In a time when journalism in general and newspapers in particular are under so much attack -- both from economic tidal forces within the industry and political assaults from the White House --- here is a good old-fashioned drama very much in the vein of “All the President’s Men” that extols those who risk much for the simple reward of telling the truth.

“The Post” is Steven Spielberg’s ode to an era when journalists and newspapers risked all to inform the public, and also a summoning of that same spirit in a time when it’s needed more than ever.

“This is who we were,” the film practically chants, and exhorts. “This is what we can be again.”

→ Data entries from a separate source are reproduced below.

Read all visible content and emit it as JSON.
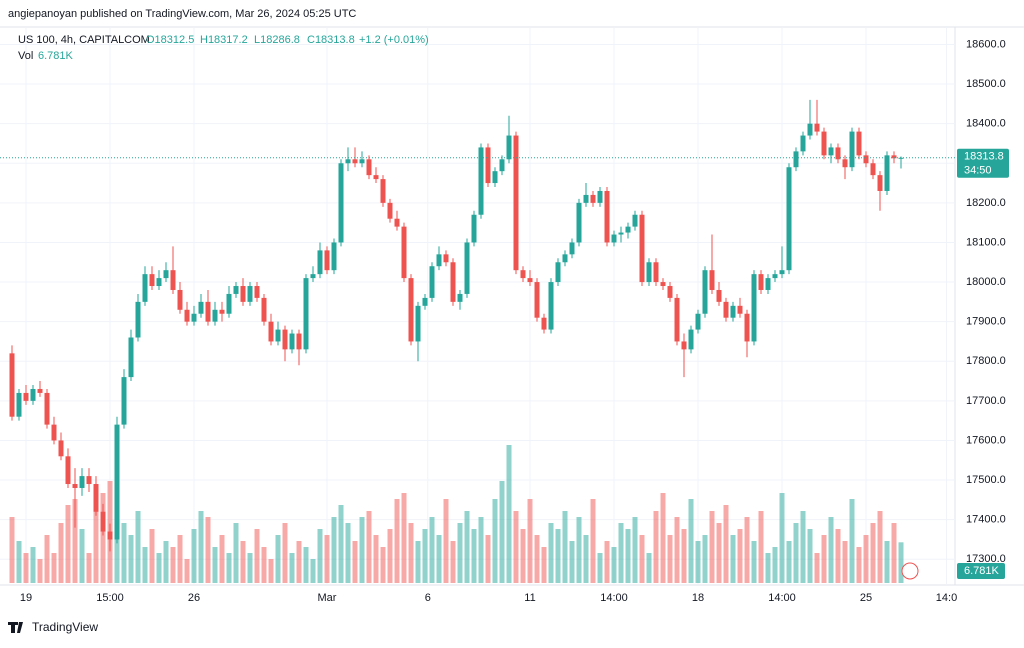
{
  "header": {
    "published": "angiepanoyan published on TradingView.com, Mar 26, 2024 05:25 UTC",
    "symbol": "US 100, 4h, CAPITALCOM",
    "open": "O18312.5",
    "high": "H18317.2",
    "low": "L18286.8",
    "close": "C18313.8",
    "change": "+1.2 (+0.01%)",
    "vol_name": "Vol",
    "vol_value": "6.781K"
  },
  "footer": {
    "brand": "TradingView"
  },
  "chart_data": {
    "type": "candlestick",
    "up_color": "#26a69a",
    "down_color": "#ef5350",
    "ylim": [
      17235,
      18620
    ],
    "yticks": [
      {
        "value": 17300,
        "label": "17300.0"
      },
      {
        "value": 17400,
        "label": "17400.0"
      },
      {
        "value": 17500,
        "label": "17500.0"
      },
      {
        "value": 17600,
        "label": "17600.0"
      },
      {
        "value": 17700,
        "label": "17700.0"
      },
      {
        "value": 17800,
        "label": "17800.0"
      },
      {
        "value": 17900,
        "label": "17900.0"
      },
      {
        "value": 18000,
        "label": "18000.0"
      },
      {
        "value": 18100,
        "label": "18100.0"
      },
      {
        "value": 18200,
        "label": "18200.0"
      },
      {
        "value": 18300,
        "label": "18300.0"
      },
      {
        "value": 18400,
        "label": "18400.0"
      },
      {
        "value": 18500,
        "label": "18500.0"
      },
      {
        "value": 18600,
        "label": "18600.0"
      }
    ],
    "xticks": [
      {
        "value": 2,
        "label": "19"
      },
      {
        "value": 14,
        "label": "15:00"
      },
      {
        "value": 26,
        "label": "26"
      },
      {
        "value": 45,
        "label": "Mar"
      },
      {
        "value": 59.4,
        "label": "6"
      },
      {
        "value": 74,
        "label": "11"
      },
      {
        "value": 86,
        "label": "14:00"
      },
      {
        "value": 98,
        "label": "18"
      },
      {
        "value": 110,
        "label": "14:00"
      },
      {
        "value": 122,
        "label": "25"
      },
      {
        "value": 133.5,
        "label": "14:0"
      }
    ],
    "last_price": 18313.8,
    "countdown": "34:50",
    "volume_last_label": "6.781K",
    "volume_lim": [
      0,
      25
    ],
    "ohlc": [
      [
        17820,
        17840,
        17650,
        17660
      ],
      [
        17660,
        17730,
        17650,
        17720
      ],
      [
        17720,
        17740,
        17690,
        17700
      ],
      [
        17700,
        17740,
        17690,
        17730
      ],
      [
        17730,
        17750,
        17710,
        17720
      ],
      [
        17720,
        17730,
        17630,
        17640
      ],
      [
        17640,
        17660,
        17590,
        17600
      ],
      [
        17600,
        17620,
        17550,
        17560
      ],
      [
        17560,
        17580,
        17480,
        17490
      ],
      [
        17490,
        17530,
        17380,
        17480
      ],
      [
        17480,
        17530,
        17460,
        17510
      ],
      [
        17510,
        17530,
        17470,
        17490
      ],
      [
        17490,
        17510,
        17410,
        17420
      ],
      [
        17420,
        17440,
        17360,
        17370
      ],
      [
        17370,
        17390,
        17320,
        17350
      ],
      [
        17350,
        17660,
        17340,
        17640
      ],
      [
        17640,
        17780,
        17630,
        17760
      ],
      [
        17760,
        17880,
        17750,
        17860
      ],
      [
        17860,
        17970,
        17850,
        17950
      ],
      [
        17950,
        18040,
        17940,
        18020
      ],
      [
        18020,
        18040,
        17980,
        17990
      ],
      [
        17990,
        18030,
        17980,
        18010
      ],
      [
        18010,
        18050,
        18000,
        18030
      ],
      [
        18030,
        18090,
        17970,
        17980
      ],
      [
        17980,
        18000,
        17920,
        17930
      ],
      [
        17930,
        17950,
        17890,
        17900
      ],
      [
        17900,
        17940,
        17890,
        17920
      ],
      [
        17920,
        17970,
        17910,
        17950
      ],
      [
        17950,
        17980,
        17890,
        17900
      ],
      [
        17900,
        17950,
        17890,
        17930
      ],
      [
        17930,
        17950,
        17900,
        17920
      ],
      [
        17920,
        17990,
        17910,
        17970
      ],
      [
        17970,
        18000,
        17960,
        17990
      ],
      [
        17990,
        18010,
        17940,
        17950
      ],
      [
        17950,
        18000,
        17940,
        17990
      ],
      [
        17990,
        18000,
        17950,
        17960
      ],
      [
        17960,
        17970,
        17890,
        17900
      ],
      [
        17900,
        17920,
        17840,
        17850
      ],
      [
        17850,
        17900,
        17840,
        17880
      ],
      [
        17880,
        17890,
        17800,
        17830
      ],
      [
        17830,
        17880,
        17820,
        17870
      ],
      [
        17870,
        17880,
        17790,
        17830
      ],
      [
        17830,
        18020,
        17820,
        18010
      ],
      [
        18010,
        18040,
        18000,
        18020
      ],
      [
        18020,
        18100,
        18010,
        18080
      ],
      [
        18080,
        18090,
        18020,
        18030
      ],
      [
        18030,
        18110,
        18020,
        18100
      ],
      [
        18100,
        18310,
        18090,
        18300
      ],
      [
        18300,
        18340,
        18280,
        18310
      ],
      [
        18310,
        18340,
        18290,
        18300
      ],
      [
        18300,
        18330,
        18290,
        18310
      ],
      [
        18310,
        18320,
        18260,
        18270
      ],
      [
        18270,
        18290,
        18250,
        18260
      ],
      [
        18260,
        18270,
        18190,
        18200
      ],
      [
        18200,
        18210,
        18150,
        18160
      ],
      [
        18160,
        18180,
        18130,
        18140
      ],
      [
        18140,
        18150,
        18000,
        18010
      ],
      [
        18010,
        18020,
        17840,
        17850
      ],
      [
        17850,
        17950,
        17800,
        17940
      ],
      [
        17940,
        17970,
        17930,
        17960
      ],
      [
        17960,
        18050,
        17950,
        18040
      ],
      [
        18040,
        18090,
        18030,
        18070
      ],
      [
        18070,
        18080,
        18040,
        18050
      ],
      [
        18050,
        18060,
        17940,
        17950
      ],
      [
        17950,
        17980,
        17930,
        17970
      ],
      [
        17970,
        18110,
        17960,
        18100
      ],
      [
        18100,
        18180,
        18090,
        18170
      ],
      [
        18170,
        18350,
        18160,
        18340
      ],
      [
        18340,
        18350,
        18240,
        18250
      ],
      [
        18250,
        18290,
        18240,
        18280
      ],
      [
        18280,
        18320,
        18270,
        18310
      ],
      [
        18310,
        18420,
        18300,
        18370
      ],
      [
        18370,
        18380,
        18020,
        18030
      ],
      [
        18030,
        18040,
        18000,
        18010
      ],
      [
        18010,
        18030,
        17990,
        18000
      ],
      [
        18000,
        18010,
        17900,
        17910
      ],
      [
        17910,
        17920,
        17870,
        17880
      ],
      [
        17880,
        18010,
        17870,
        18000
      ],
      [
        18000,
        18060,
        17990,
        18050
      ],
      [
        18050,
        18080,
        18040,
        18070
      ],
      [
        18070,
        18110,
        18060,
        18100
      ],
      [
        18100,
        18210,
        18090,
        18200
      ],
      [
        18200,
        18250,
        18190,
        18220
      ],
      [
        18220,
        18230,
        18190,
        18200
      ],
      [
        18200,
        18240,
        18190,
        18230
      ],
      [
        18230,
        18240,
        18090,
        18100
      ],
      [
        18100,
        18130,
        18090,
        18120
      ],
      [
        18120,
        18140,
        18100,
        18125
      ],
      [
        18125,
        18150,
        18110,
        18140
      ],
      [
        18140,
        18180,
        18130,
        18170
      ],
      [
        18170,
        18180,
        17990,
        18000
      ],
      [
        18000,
        18060,
        17990,
        18050
      ],
      [
        18050,
        18060,
        17990,
        18000
      ],
      [
        18000,
        18010,
        17980,
        17990
      ],
      [
        17990,
        18000,
        17950,
        17960
      ],
      [
        17960,
        17970,
        17840,
        17850
      ],
      [
        17850,
        17870,
        17760,
        17830
      ],
      [
        17830,
        17890,
        17820,
        17880
      ],
      [
        17880,
        17930,
        17870,
        17920
      ],
      [
        17920,
        18040,
        17910,
        18030
      ],
      [
        18030,
        18120,
        17970,
        17980
      ],
      [
        17980,
        18000,
        17940,
        17950
      ],
      [
        17950,
        17960,
        17900,
        17910
      ],
      [
        17910,
        17950,
        17900,
        17940
      ],
      [
        17940,
        17960,
        17910,
        17920
      ],
      [
        17920,
        17930,
        17810,
        17850
      ],
      [
        17850,
        18030,
        17840,
        18020
      ],
      [
        18020,
        18030,
        17970,
        17980
      ],
      [
        17980,
        18020,
        17970,
        18010
      ],
      [
        18010,
        18030,
        18000,
        18020
      ],
      [
        18020,
        18090,
        18010,
        18030
      ],
      [
        18030,
        18300,
        18020,
        18290
      ],
      [
        18290,
        18340,
        18280,
        18330
      ],
      [
        18330,
        18380,
        18320,
        18370
      ],
      [
        18370,
        18460,
        18360,
        18400
      ],
      [
        18400,
        18460,
        18370,
        18380
      ],
      [
        18380,
        18390,
        18310,
        18320
      ],
      [
        18320,
        18350,
        18300,
        18340
      ],
      [
        18340,
        18350,
        18300,
        18310
      ],
      [
        18310,
        18320,
        18260,
        18290
      ],
      [
        18290,
        18390,
        18280,
        18380
      ],
      [
        18380,
        18390,
        18310,
        18320
      ],
      [
        18320,
        18330,
        18290,
        18300
      ],
      [
        18300,
        18310,
        18260,
        18270
      ],
      [
        18270,
        18280,
        18180,
        18230
      ],
      [
        18230,
        18330,
        18220,
        18320
      ],
      [
        18320,
        18330,
        18300,
        18312.5
      ],
      [
        18312.5,
        18317.2,
        18286.8,
        18313.8
      ]
    ],
    "volume": [
      11,
      7,
      5,
      6,
      4,
      8,
      5,
      10,
      13,
      14,
      9,
      5,
      12,
      15,
      17,
      20,
      10,
      8,
      12,
      6,
      9,
      5,
      7,
      6,
      8,
      4,
      9,
      12,
      11,
      6,
      8,
      5,
      10,
      7,
      5,
      9,
      6,
      4,
      8,
      10,
      5,
      7,
      6,
      4,
      9,
      8,
      11,
      13,
      10,
      7,
      11,
      12,
      8,
      6,
      9,
      14,
      15,
      10,
      7,
      9,
      11,
      8,
      14,
      7,
      10,
      12,
      9,
      11,
      8,
      14,
      17,
      23,
      12,
      9,
      14,
      8,
      6,
      10,
      9,
      12,
      7,
      11,
      8,
      14,
      5,
      7,
      6,
      10,
      9,
      11,
      8,
      5,
      12,
      15,
      8,
      11,
      9,
      14,
      7,
      8,
      12,
      10,
      13,
      8,
      9,
      11,
      7,
      12,
      5,
      6,
      15,
      7,
      10,
      12,
      9,
      5,
      8,
      11,
      9,
      7,
      14,
      6,
      8,
      10,
      12,
      7,
      10,
      6.781
    ]
  }
}
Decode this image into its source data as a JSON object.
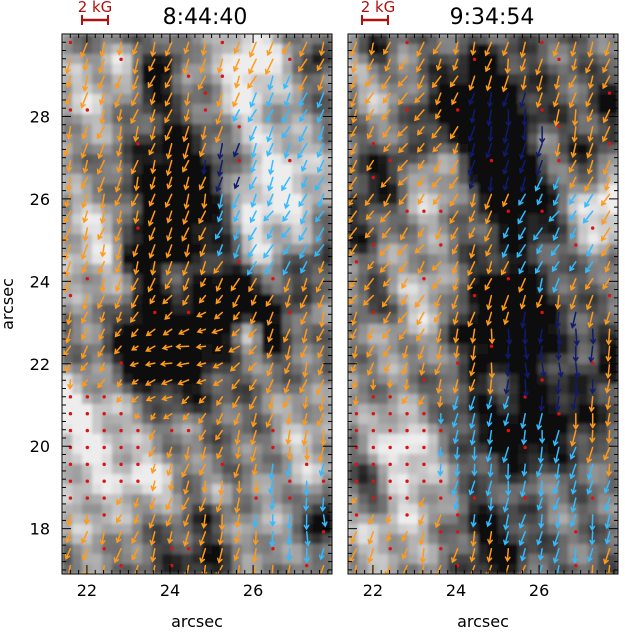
{
  "chart_data": {
    "type": "vector-field",
    "ylabel": "arcsec",
    "colors": {
      "orange": "#ff9a1a",
      "cyan": "#33bbff",
      "navy": "#101a6e",
      "red": "#dd1111",
      "scale_bar": "#b01010"
    },
    "panels": [
      {
        "title": "8:44:40",
        "scale_label": "2 kG",
        "xlabel": "arcsec",
        "xlim": [
          21.4,
          27.9
        ],
        "ylim": [
          16.9,
          30.0
        ],
        "xticks": [
          "22",
          "24",
          "26"
        ],
        "yticks": [
          "18",
          "20",
          "22",
          "24",
          "26",
          "28"
        ],
        "features": [
          {
            "x": 24.0,
            "y": 22.6,
            "r": 1.2,
            "v": -0.8
          },
          {
            "x": 24.3,
            "y": 26.0,
            "r": 1.4,
            "v": -0.4
          },
          {
            "x": 22.4,
            "y": 20.0,
            "r": 1.5,
            "v": 0.5
          },
          {
            "x": 22.3,
            "y": 25.0,
            "r": 1.2,
            "v": 0.45
          },
          {
            "x": 26.8,
            "y": 26.5,
            "r": 1.0,
            "v": 0.5
          },
          {
            "x": 27.4,
            "y": 19.5,
            "r": 1.0,
            "v": 0.3
          },
          {
            "x": 22.0,
            "y": 28.4,
            "r": 1.0,
            "v": 0.35
          }
        ],
        "flows": [
          {
            "x": 24.2,
            "y": 22.4,
            "dx": -0.28,
            "dy": 0.05,
            "c": "orange",
            "w": 1.0
          },
          {
            "x": 26.5,
            "y": 25.5,
            "dx": -0.2,
            "dy": -0.25,
            "c": "cyan",
            "w": 1.2
          },
          {
            "x": 26.8,
            "y": 27.8,
            "dx": -0.2,
            "dy": -0.3,
            "c": "cyan",
            "w": 0.9
          },
          {
            "x": 25.9,
            "y": 26.9,
            "dx": 0.0,
            "dy": -0.35,
            "c": "navy",
            "w": 0.7
          },
          {
            "x": 22.0,
            "y": 20.0,
            "dx": 0.0,
            "dy": 0.0,
            "c": "red",
            "w": 1.1
          },
          {
            "x": 23.1,
            "y": 24.2,
            "dx": -0.1,
            "dy": -0.3,
            "c": "orange",
            "w": 1.5
          },
          {
            "x": 27.2,
            "y": 18.6,
            "dx": 0.05,
            "dy": -0.3,
            "c": "cyan",
            "w": 0.9
          }
        ]
      },
      {
        "title": "9:34:54",
        "scale_label": "2 kG",
        "xlabel": "arcsec",
        "xlim": [
          21.4,
          27.9
        ],
        "ylim": [
          16.9,
          30.0
        ],
        "xticks": [
          "22",
          "24",
          "26"
        ],
        "yticks": [
          "18",
          "20",
          "22",
          "24",
          "26",
          "28"
        ],
        "features": [
          {
            "x": 25.1,
            "y": 22.8,
            "r": 1.2,
            "v": -0.8
          },
          {
            "x": 25.0,
            "y": 27.5,
            "r": 1.3,
            "v": -0.45
          },
          {
            "x": 22.3,
            "y": 18.8,
            "r": 1.4,
            "v": 0.5
          },
          {
            "x": 22.6,
            "y": 23.5,
            "r": 1.3,
            "v": 0.35
          },
          {
            "x": 27.6,
            "y": 25.8,
            "r": 0.9,
            "v": 0.6
          },
          {
            "x": 27.0,
            "y": 21.0,
            "r": 1.1,
            "v": -0.3
          },
          {
            "x": 22.0,
            "y": 28.6,
            "r": 1.0,
            "v": 0.3
          }
        ],
        "flows": [
          {
            "x": 26.3,
            "y": 22.2,
            "dx": 0.05,
            "dy": -0.35,
            "c": "navy",
            "w": 1.2
          },
          {
            "x": 25.0,
            "y": 27.5,
            "dx": 0.0,
            "dy": -0.4,
            "c": "navy",
            "w": 1.0
          },
          {
            "x": 24.8,
            "y": 20.0,
            "dx": -0.05,
            "dy": -0.32,
            "c": "cyan",
            "w": 1.6
          },
          {
            "x": 26.5,
            "y": 18.5,
            "dx": -0.05,
            "dy": -0.32,
            "c": "cyan",
            "w": 1.5
          },
          {
            "x": 22.4,
            "y": 24.5,
            "dx": -0.2,
            "dy": -0.2,
            "c": "orange",
            "w": 1.3
          },
          {
            "x": 23.5,
            "y": 27.5,
            "dx": -0.25,
            "dy": -0.15,
            "c": "orange",
            "w": 1.0
          },
          {
            "x": 26.3,
            "y": 25.3,
            "dx": -0.2,
            "dy": -0.22,
            "c": "cyan",
            "w": 1.0
          },
          {
            "x": 22.3,
            "y": 20.0,
            "dx": 0.0,
            "dy": 0.0,
            "c": "red",
            "w": 1.0
          }
        ]
      }
    ]
  }
}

Meryl Streep and Tom Hanks play Katharine Graham and Ben Bradlee, the owner/publisher and editor of The Washington Post, respectively. In 1972 their rival, the New York Times, first published excerpts of the Pentagon Papers, a damning recitation of the nation’s failures in Vietnam, before a court injunction slammed down on them.

The Post team -- which also includes Bob Odenkirk, Carrie Coon and David Cross -- got hold of the papers and had a choice to make: publish, and face the quite literal possibility of putting the Post out of business, or press on. We all know the choice they made, but “The Post” is the story of what went on behind that agonizing decision.

Hanks is great -- he always is -- but Streep is the pivotal figure in the story. We learn about her own insecurities, a rich debutante inheriting the Post from her late husband; about what it takes to be a female leader in a time when women were routinely not listened to; and about the financial crisis that coincided with the decision, in which Graham took the company public on the stock exchange.

Part legal procedural, part historical drama, but most of all a portrait of the power -- and risks -- of journalism, “The Post” is director Steven Spielberg’s best film since “Lincoln.”

Bonus features are quite good. In a clever twist, they’re divided into sections like a newspaper would be. The DVD has:
  • “The Style Section: Re-Creating of an Era,” which explores the look and feel of the Washington Post newsroom in the 1970s.
  • “Arts and Entertainment: Music for the Post,” about the 44-year partnership between Spielberg and composer John Williams.
  • “Stop the Presses: Filming The Post,” an on-set visit with Spielberg and crew during production.
Upgrade to the Blu-ray edition, and you add:
  • “Layout: Katharine Graham, Ben Bradlee & The Washington Post,” a look at the real-life personalities behind the legend.
  • “Editorial: The Cast and Characters of The Post,” about putting together the cast of performers.